After that Mom grouped the three of them into a pose hugging their treasures with an extra one on the ground in front of the threesome representing the missing preschool scholar. It was a vision come true. It’s like Becky is some sort of prognosticating pumpkin prophet.
The particular variety she planted came from a package labeled “Field Trip” which somehow seems just right for kids who were on their fall break from school. The pumpkins are smallish, maybe five pounds, and are supposed to be good for cooking although I suspect these four will serve as decorations. And decorating with pumpkins is certainly appropriate this time of the year.
In my mind, pumpkins are to October as evergreens are to December. They thrust themselves into my consciousness no matter where I turn.

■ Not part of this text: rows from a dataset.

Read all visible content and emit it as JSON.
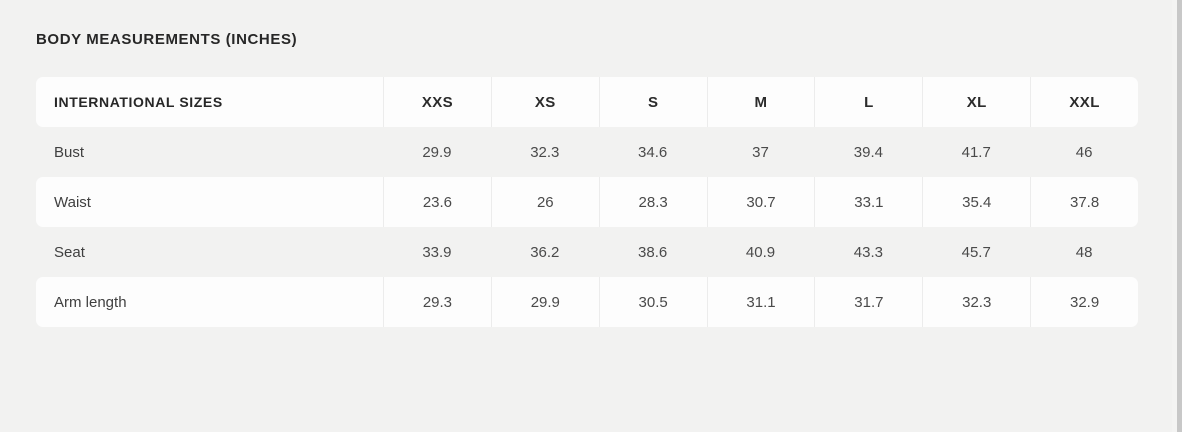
{
  "page": {
    "title": "BODY MEASUREMENTS (INCHES)"
  },
  "table": {
    "header_label": "INTERNATIONAL SIZES",
    "sizes": [
      "XXS",
      "XS",
      "S",
      "M",
      "L",
      "XL",
      "XXL"
    ],
    "rows": [
      {
        "label": "Bust",
        "values": [
          "29.9",
          "32.3",
          "34.6",
          "37",
          "39.4",
          "41.7",
          "46"
        ]
      },
      {
        "label": "Waist",
        "values": [
          "23.6",
          "26",
          "28.3",
          "30.7",
          "33.1",
          "35.4",
          "37.8"
        ]
      },
      {
        "label": "Seat",
        "values": [
          "33.9",
          "36.2",
          "38.6",
          "40.9",
          "43.3",
          "45.7",
          "48"
        ]
      },
      {
        "label": "Arm length",
        "values": [
          "29.3",
          "29.9",
          "30.5",
          "31.1",
          "31.7",
          "32.3",
          "32.9"
        ]
      }
    ]
  },
  "colors": {
    "page_background": "#f2f2f1",
    "row_band": "#fdfdfd",
    "separator": "#ececec",
    "scrollbar_thumb": "#c8c8c8"
  }
}
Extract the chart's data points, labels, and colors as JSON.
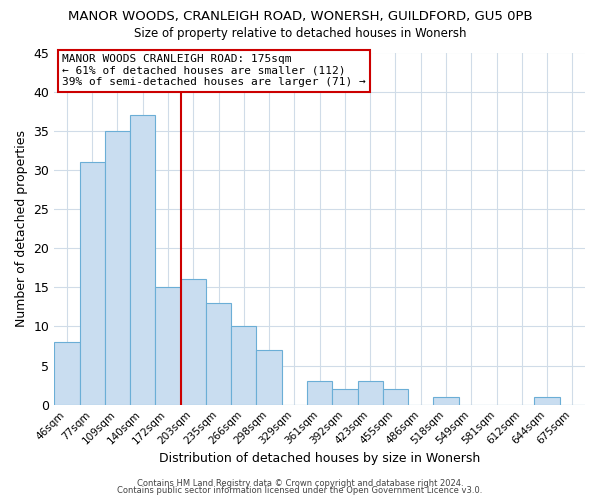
{
  "title": "MANOR WOODS, CRANLEIGH ROAD, WONERSH, GUILDFORD, GU5 0PB",
  "subtitle": "Size of property relative to detached houses in Wonersh",
  "xlabel": "Distribution of detached houses by size in Wonersh",
  "ylabel": "Number of detached properties",
  "bin_labels": [
    "46sqm",
    "77sqm",
    "109sqm",
    "140sqm",
    "172sqm",
    "203sqm",
    "235sqm",
    "266sqm",
    "298sqm",
    "329sqm",
    "361sqm",
    "392sqm",
    "423sqm",
    "455sqm",
    "486sqm",
    "518sqm",
    "549sqm",
    "581sqm",
    "612sqm",
    "644sqm",
    "675sqm"
  ],
  "bar_values": [
    8,
    31,
    35,
    37,
    15,
    16,
    13,
    10,
    7,
    0,
    3,
    2,
    3,
    2,
    0,
    1,
    0,
    0,
    0,
    1,
    0
  ],
  "bar_color": "#c9ddf0",
  "bar_edge_color": "#6baed6",
  "vline_color": "#cc0000",
  "ylim": [
    0,
    45
  ],
  "yticks": [
    0,
    5,
    10,
    15,
    20,
    25,
    30,
    35,
    40,
    45
  ],
  "annotation_title": "MANOR WOODS CRANLEIGH ROAD: 175sqm",
  "annotation_line1": "← 61% of detached houses are smaller (112)",
  "annotation_line2": "39% of semi-detached houses are larger (71) →",
  "annotation_box_color": "#ffffff",
  "annotation_box_edge": "#cc0000",
  "footer1": "Contains HM Land Registry data © Crown copyright and database right 2024.",
  "footer2": "Contains public sector information licensed under the Open Government Licence v3.0.",
  "bg_color": "#ffffff",
  "grid_color": "#d0dce8"
}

As I drive the county roads, especially outside the towns and cities, pumpkins appear in my vision heaped near one roadside stand after the other almost as if the orange stacks were growing together on one continuous vine trailing down State Road 135.
The pumpkins we harvested were small as far as pumpkin go, but as almost anyone can tell you, different varieties can grow to otherworldly dimensions. Every October I look forward to and expect to see news photos of gargantuan, boulder-sized pumpkins, prize winners fork-lifted from field to fair.
Abundant and over-large pumpkins are one more symbol of the cornucopia of the fall harvest. One more reminder of the connection, however tenuous to our agricultural past.
Part of the pumpkin’s appeal is its intense orange color, which slots perfectly into the jigsaw of October autumn. The contrast of the orange pumpkins against the deep blue sky, the pale tans of dried corn stalks and the kaleidoscope of changing tree leaves in the background offers a calendar photograph of October everywhere one turns.
And then there is the pumpkin’s spheroid shape. Is it a circle that reminds us of the yearly cycle of the seasons? Is it a fat orange mystic sitting in serene acceptance of the slowly disappearing summer, or a cosmic orange egg ready to die and be re-born in the spring? Is it just a coincidence that the month of October begins with the letter “O”?
Pumpkins figure into our stories both ancient and modern: Native American myths of The Three Sisters, pumpkins, corn and beans; Cinderella’s pumpkin transformed into a carriage; The Headless Horseman in “The Legend of Sleepy Hollow;” Linus and his Halloween vigil for the Great Pumpkin; and even the trendy fall fashion of all foods pumpkin-flavored.
I’m happy that Becky’s vision of October pumpkins danced in her head last spring. And I’m not surprised her vision came to fruition; I’ve always suspected she has a gift. I wonder if she can tell me anything about the upcoming elections?